Guess will hold its annual shareholder meeting on April 22.
And chief executive officer Carlos Alberini told analysts on a conference call that Guess has a good story to tell for the year, and remains open to a resolution with Legion that would let the company “focus all of our energy and time on execution.”
Alberini said the fourth quarter “caps an outstanding year for our company.”
“We ended the year with a strong balance sheet and a return on invested capital of 26 percent, the highest it has been in 10 years,” he said. “We also returned capital to our shareholders via our increased dividend as well as the repurchase of over $50 million in shares in Q4.”
The CEO detailed both opportunities and challenges for the year ahead.
“Consumer demand will remain strong as wages continue to rise and people return to life outside their home post pandemic,” he said. “For this year we see a recovery in store traffic particularly in regions which have been slower to rebound from the pandemic like Europe.
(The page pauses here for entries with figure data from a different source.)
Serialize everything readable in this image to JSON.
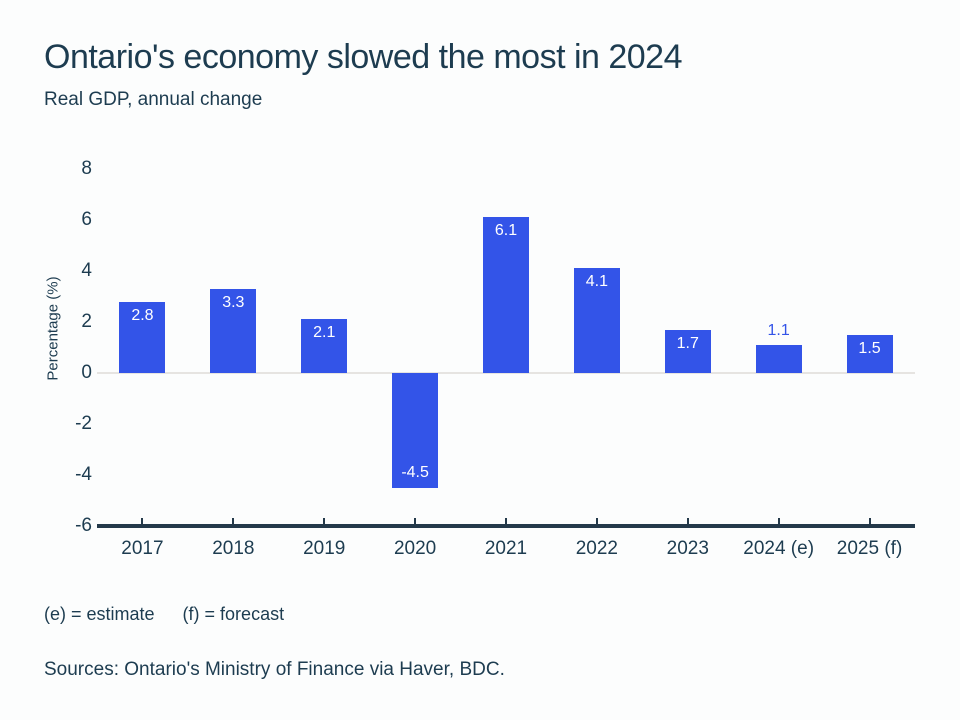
{
  "header": {
    "title": "Ontario's economy slowed the most in 2024",
    "subtitle": "Real GDP, annual change"
  },
  "chart_data": {
    "type": "bar",
    "title": "Ontario's economy slowed the most in 2024",
    "subtitle": "Real GDP, annual change",
    "categories": [
      "2017",
      "2018",
      "2019",
      "2020",
      "2021",
      "2022",
      "2023",
      "2024 (e)",
      "2025 (f)"
    ],
    "values": [
      2.8,
      3.3,
      2.1,
      -4.5,
      6.1,
      4.1,
      1.7,
      1.1,
      1.5
    ],
    "bar_labels": [
      "2.8",
      "3.3",
      "2.1",
      "-4.5",
      "6.1",
      "4.1",
      "1.7",
      "1.1",
      "1.5"
    ],
    "xlabel": "",
    "ylabel": "Percentage (%)",
    "yticks": [
      8,
      6,
      4,
      2,
      0,
      -2,
      -4,
      -6
    ],
    "ylim": [
      -6,
      8
    ],
    "grid": "zero-line-only",
    "legend": "none",
    "bar_color": "#3354e8"
  },
  "footer": {
    "note_estimate": "(e) = estimate",
    "note_forecast": "(f) = forecast",
    "source": "Sources: Ontario's Ministry of Finance via Haver, BDC."
  },
  "colors": {
    "background": "#fcfdfd",
    "text": "#1d3c50",
    "bar": "#3354e8",
    "bar_label_on_bar": "#ffffff",
    "bar_label_above": "#3354e8",
    "axis_line": "#24394a",
    "zero_line": "#e6e4e1"
  }
}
We expect that international tourism will provide renewed business across regions particularly in the back half of the year.
“At the same time, we will continue to be impacted by supply chain disruptions including the recent COVID[-19] surge in China and we will face more uncertainty and volatility given the potential global impacts of the war in Ukraine,” he said.
In addition to its charitable efforts, Guess’ employees in Poland are supplying war refugees with housing, food, blankets and other necessities.
The company has a joint venture in Russia and Alberini said: “We’re actively discussing and negotiating actions with our Russian partner. For the time being we’re suspending deliveries and investments into Russia and closing our direct e-commerce business.”